Durch die Vereinfachungsvorschrift des § 35b GewStG sollten parallele Rechtsbehelfsverfahren gegen den Gewerbesteuermeßbescheid und den Einkommensteuer- oder Körperschaftsteuerbescheid regelmäßig vermieden werden. Liegen dem Steuerpflichtigen sowohl der Körperschaftsteuerbescheid als auch der Gewerbesteuermeßbescheid vor, so soll ein Rechtsbehelfsverfahren gegen den Körperschaftsteuerbescheid in der Regel ausreichen, um eine Folgeänderung beim Gewerbesteuermeßbescheid auszulösen. Dieses gesetzgeberische Ziel besteht jedoch nur, wenn zwei anfechtbare Bescheide vorliegen. Ergeht - wie im Streitfall - nur ein Bescheid, so geht der Gesetzgeber erkennbar davon aus, daß der Steuerpflichtige gegen den ihm bekannten Bescheid vorgeht. Dem entspricht in § 35b GewStG die Beschränkung der Bindungswirkung auf geänderte Körperschaftsteuerbescheide. Denn eine Änderung setzt einen dem Steuerpflichtigen bereits bekanntgewordenen Steuerbescheid voraus. Offenbar hat auch die Klägerin die Vorschrift in diesem Sinne verstanden, denn sie hat - wenn auch verspätet - gegen den Gewerbesteuermeßbescheid Einspruch eingelegt, da ihr kein Körperschaftsteuerbescheid zugegangen war.

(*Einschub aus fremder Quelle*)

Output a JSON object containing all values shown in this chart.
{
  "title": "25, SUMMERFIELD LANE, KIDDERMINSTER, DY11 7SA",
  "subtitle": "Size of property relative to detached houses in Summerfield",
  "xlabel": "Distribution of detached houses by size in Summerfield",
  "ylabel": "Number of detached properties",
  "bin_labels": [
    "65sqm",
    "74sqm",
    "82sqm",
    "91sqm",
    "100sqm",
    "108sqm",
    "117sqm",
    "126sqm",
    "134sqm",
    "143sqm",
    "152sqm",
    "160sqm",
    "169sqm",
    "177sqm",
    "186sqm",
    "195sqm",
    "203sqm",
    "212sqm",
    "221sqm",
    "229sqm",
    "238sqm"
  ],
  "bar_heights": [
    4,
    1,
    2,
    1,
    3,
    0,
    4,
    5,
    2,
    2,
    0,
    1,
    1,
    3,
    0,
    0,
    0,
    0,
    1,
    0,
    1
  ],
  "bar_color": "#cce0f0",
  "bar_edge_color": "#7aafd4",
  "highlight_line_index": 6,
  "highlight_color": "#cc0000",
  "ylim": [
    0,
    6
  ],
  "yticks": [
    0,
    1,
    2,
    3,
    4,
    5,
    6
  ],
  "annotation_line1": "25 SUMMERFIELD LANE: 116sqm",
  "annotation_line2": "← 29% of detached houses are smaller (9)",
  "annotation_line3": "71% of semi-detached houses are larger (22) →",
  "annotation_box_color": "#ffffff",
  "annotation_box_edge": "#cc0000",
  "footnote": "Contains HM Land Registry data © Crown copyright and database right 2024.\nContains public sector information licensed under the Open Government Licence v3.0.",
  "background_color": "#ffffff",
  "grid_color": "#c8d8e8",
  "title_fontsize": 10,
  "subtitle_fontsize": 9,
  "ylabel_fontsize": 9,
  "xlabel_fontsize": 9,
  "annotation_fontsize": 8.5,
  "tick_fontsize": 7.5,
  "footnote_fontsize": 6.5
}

3. Entgegen der Auffassung der Klägerin besteht keine rechtliche Möglichkeit, den Gewerbesteuermeßbescheid gemäß § 174 AO 1977 zu ändern. Der Streitfall erfüllt keinen der in § 174 Abs. 1 bis 4 AO 1977 enthaltenen gesetzlichen Tatbestände widerstreitender Steuerfestsetzungen.